Aveline brûlait visiblement de poser des questions et de se faire expliquer un ordre aussi étrange, mais Marjolaine savait prendre certain air que n’eût pas désavoué dame Richaude et qui ôtait toute envie d’indiscrétion. La petite partit sans demander son reste, tandis que sa maîtresse remontait lentement vers sa chambre tout en songeant à cette idée qui ne pouvait lui avoir été inspirée que par le Seigneur en personne.

Un instant plus tard, Colin pénétrait dans cette chambre dont il rêvait si fort, selon Aveline. Celle-ci le fit entrer puis, sur l’ordre de Marjolaine, s'éclipsa non sans désappointement. D’autant que la jeune femme lui avait formellement interdit d’écouter aux portes.

-  Vous m’avez demandé, dame? bredouilla le garçon en martyrisant le bonnet qu’il avait ôté de sa tête en entrant.

-    Oui. Aveline prétend que je peux compter sur ton dévouement. Est-ce vrai?

Une étincelle s’alluma dans les yeux gris du garçon et les fît vivre subitement d’une ardeur inhabituelle, mais ce fut tout. Sa voix demeura paisible pour répondre :

-    Commandez, dame! Vous jugerez par vous-même.

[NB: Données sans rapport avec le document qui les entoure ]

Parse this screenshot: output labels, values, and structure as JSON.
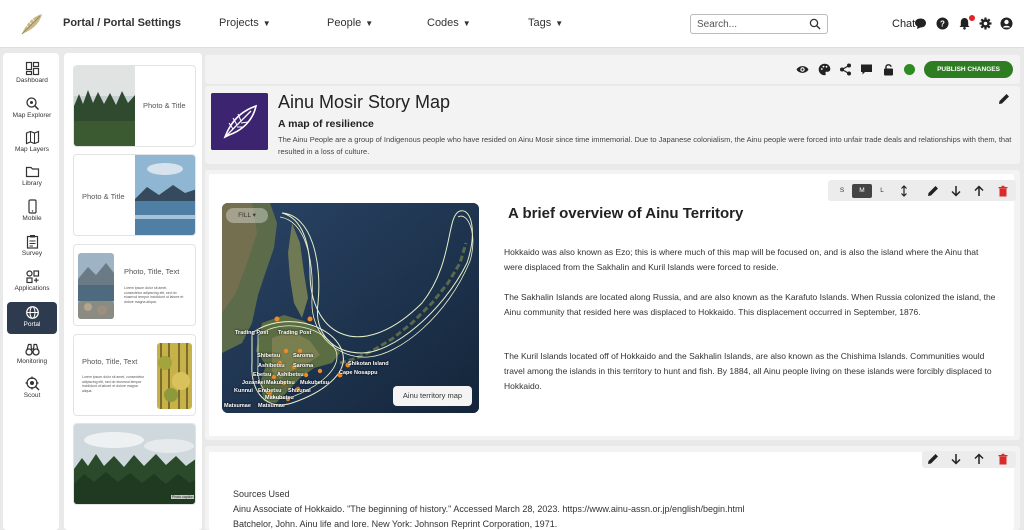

-    Bien. Alors ce soir, après vêpres et quand la nuit tombera, tu selleras ma mule et tu te prépareras à m'accompagner. Mais tu ne diras rien à personne.

-    Je ne dirai rien si c’est votre vouloir. Où irons-nous?

-    Je veux aller près du nouveau marché aux Champeaux [1 - Ce marché devait devenir plus tard les Halles de Paris. Il se tenait hors les murs de la ville, près de ce qui est devenu le cimetière des Innocents. Louis VI l’avait installé en 1135 et Louis VII l'avait agrandi en 1141 pour y installer les marchés de la place de Grève et de la place Baudoyer qui encombraient trop la ville]. Connais-tu l’endroit et ceux qui l’habitent?

-    Je le connais mais ce n’est pas un lieu où il faut aller la nuit. Surtout une dame.

-    Il faut pourtant que j’y aille. J’y veux voir un homme dont on m’a parlé, qui possède d’étranges pouvoirs et sait faire bien des merveilles. On l’appelle Sanche le Navarrais, ou Sanche le mire.

Le visage de Colin vira d’un seul coup au rouge ponceau.

-    C’est Sanche le sorcier qu’il faut dire, et tout ce qu’il mérite, c’est une pile de rondins et une brassée de fagots entassés devant sa maison pour y mettre le feu! En tout cas, je ne vous conduirai pas chez cet homme-là. C’est déjà bien trop que vous sachiez qu’il existe.

-    Que lui reproches-tu? T’a-t-il fait quelque chose, à toi?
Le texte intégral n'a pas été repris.